St. Kate’s church bells are announcing that it’s half past the hour, the kids down the block are still shrieking out names during their Red Rover game, the same dog is barking two streets over, and much, much closer . . . someone is listening to the radio during their visit to a grave and, hopefully, not dancing on it. The Everly Brothers are wailing “Wake Up, Little Susie.” That song was one of Daddy’s all-time favorites. He’d sing to barmaid Suzie LaPelt—“Oo . . . la-la”—every single time it came on the jukebox at Lonnigan’s. That’s why I put her on my people to QUESTION OR SURVEIL list. Not because I think Suzie’s guilty of something or should be shadowed. I really and truly miss spending time with the gal that almost all of the other gals in the neighborhood call “That French Slut,” none louder or more often than our own mother.
“Wake up, little Susie . . .”
This is very bad timing for the missing sadness to spring back up. Hearing that tune and remembering how Daddy would get that cute twinkle in his eye when he’d sing it to Suzie . . . my heart just can’t take it.
I stuff the St. Christopher medal in my shorts pocket, brush off the tears, and clear the ache out of my throat so I can tell my sister, I need to go see Charlie, but she cuts me off at the pass when she says, “Someone’s comin’ out of Phantom Woods.”
And that’s when all the other sounds fade away and I hear what she’s been hearing.
The rustle of fall leaves. Not made by squirrels scurrying around for nuts. It’s the crunch of human footsteps, getting louder by the second as closer . . . closer . . . and closer whoever it is comes stomping toward the Finley sisters, who are standing behind the mausoleum like sitting ducks.
Is it the kidnapping murderer?
Instead of hiding behind the mausoleum the way I thought he might be, could he have been watching and waiting this whole time behind one of those twisted tree trunks in Phantom Woods until the time was right?

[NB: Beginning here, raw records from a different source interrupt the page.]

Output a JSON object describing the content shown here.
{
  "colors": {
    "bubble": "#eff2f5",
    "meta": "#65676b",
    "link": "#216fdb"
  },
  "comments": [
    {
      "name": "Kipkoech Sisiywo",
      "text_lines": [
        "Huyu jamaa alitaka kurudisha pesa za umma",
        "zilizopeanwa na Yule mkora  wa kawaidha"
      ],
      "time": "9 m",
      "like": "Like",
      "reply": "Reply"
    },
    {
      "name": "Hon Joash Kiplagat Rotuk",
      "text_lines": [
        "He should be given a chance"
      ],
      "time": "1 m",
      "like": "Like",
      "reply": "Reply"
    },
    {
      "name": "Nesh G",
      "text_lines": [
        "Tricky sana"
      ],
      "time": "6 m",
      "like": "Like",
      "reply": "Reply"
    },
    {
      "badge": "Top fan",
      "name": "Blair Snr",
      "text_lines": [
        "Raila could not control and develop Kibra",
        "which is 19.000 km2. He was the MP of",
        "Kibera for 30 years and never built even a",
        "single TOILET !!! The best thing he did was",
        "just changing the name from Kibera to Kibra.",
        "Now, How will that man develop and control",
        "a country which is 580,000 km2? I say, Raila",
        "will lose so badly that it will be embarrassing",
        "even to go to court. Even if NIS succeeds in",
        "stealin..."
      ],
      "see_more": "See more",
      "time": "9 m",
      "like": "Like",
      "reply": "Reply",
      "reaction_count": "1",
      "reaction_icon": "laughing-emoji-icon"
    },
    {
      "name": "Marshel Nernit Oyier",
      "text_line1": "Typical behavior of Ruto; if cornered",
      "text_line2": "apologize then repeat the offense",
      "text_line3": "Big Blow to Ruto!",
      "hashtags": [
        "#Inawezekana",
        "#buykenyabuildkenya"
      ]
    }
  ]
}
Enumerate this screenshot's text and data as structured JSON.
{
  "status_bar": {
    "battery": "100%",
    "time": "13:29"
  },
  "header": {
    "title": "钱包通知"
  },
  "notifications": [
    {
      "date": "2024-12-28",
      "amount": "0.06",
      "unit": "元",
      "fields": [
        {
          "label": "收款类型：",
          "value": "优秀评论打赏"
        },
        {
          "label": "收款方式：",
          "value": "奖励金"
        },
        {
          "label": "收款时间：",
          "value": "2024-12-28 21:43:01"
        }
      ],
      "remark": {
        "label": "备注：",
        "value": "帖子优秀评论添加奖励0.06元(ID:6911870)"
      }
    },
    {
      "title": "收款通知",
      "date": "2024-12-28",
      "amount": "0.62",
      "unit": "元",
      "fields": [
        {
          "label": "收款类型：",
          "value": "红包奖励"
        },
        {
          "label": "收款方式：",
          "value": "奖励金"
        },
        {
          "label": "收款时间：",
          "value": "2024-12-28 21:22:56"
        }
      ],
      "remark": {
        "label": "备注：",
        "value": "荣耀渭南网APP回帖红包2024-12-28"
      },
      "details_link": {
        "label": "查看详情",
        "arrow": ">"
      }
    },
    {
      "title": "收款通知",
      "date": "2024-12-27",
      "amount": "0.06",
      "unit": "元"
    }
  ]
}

I have to let my sister know that we could be in mortal danger, but when I open my mouth to scream, nothing comes out. Something’s gone wrong with my breathing, too much out and not enough in and my eyesight isn’t working too good, either. The cemetery is going fuzzy around the edges and my knees have gone wobbly, and before I can steady myself, I land in a heap on top of the leaf pile my sister was digging through. The leaf pile that could still contain a corpse casserole that very soon Birdie and me could become ingredients in.
FACT: Time can fly faster than Dracula, but it can also stagger like Frankenstein.
PROOF: It seems like I’m waiting for an eternity, paralyzed with fear on top of the leaves, before the owner of those footsteps appears on the edge of the woods.
My eyes are still blurry, but I can tell who it is. He’s a few inches taller than the graves he digs, with a face that reminds me of one of those salt maps we made in geography class, that’s how craggy it is from working so many years in the cemetery in all kinds of weather. His eyes are round and cow brown and his nose runs on the big side, too. If he was a kid, he’d get a nickname like “Elsie” or “Shnoz.” The rest of him looks like a capital T. Drinking straw skinny below the waist, but strong in the shoulders from shoveling and the one hundred push-ups he does every morning after he eats his “breakfast rations.” All in all, if you are looking at him from a distance, sideways, the way I am, I think our good friend Mr. James “Jimmy/Good Egg” McGinty is a fine-looking fellow with a good job and to the best of my knowledge, he is not, I repeat, not a murdering monster.
That’s how come I suggested to Louise that she should go on a date with him before she started canoodling with what’s-his-name. If Birdie and me had to have a new daddy, I thought our godfather would do nicely. But when I suggested to our mother that the two of them go on a picnic and even offered to make the sandwiches so she wouldn’t give him stomach poisoning, she said, “Jimmy McGinty? No, thanks. I already have enough on my plate.”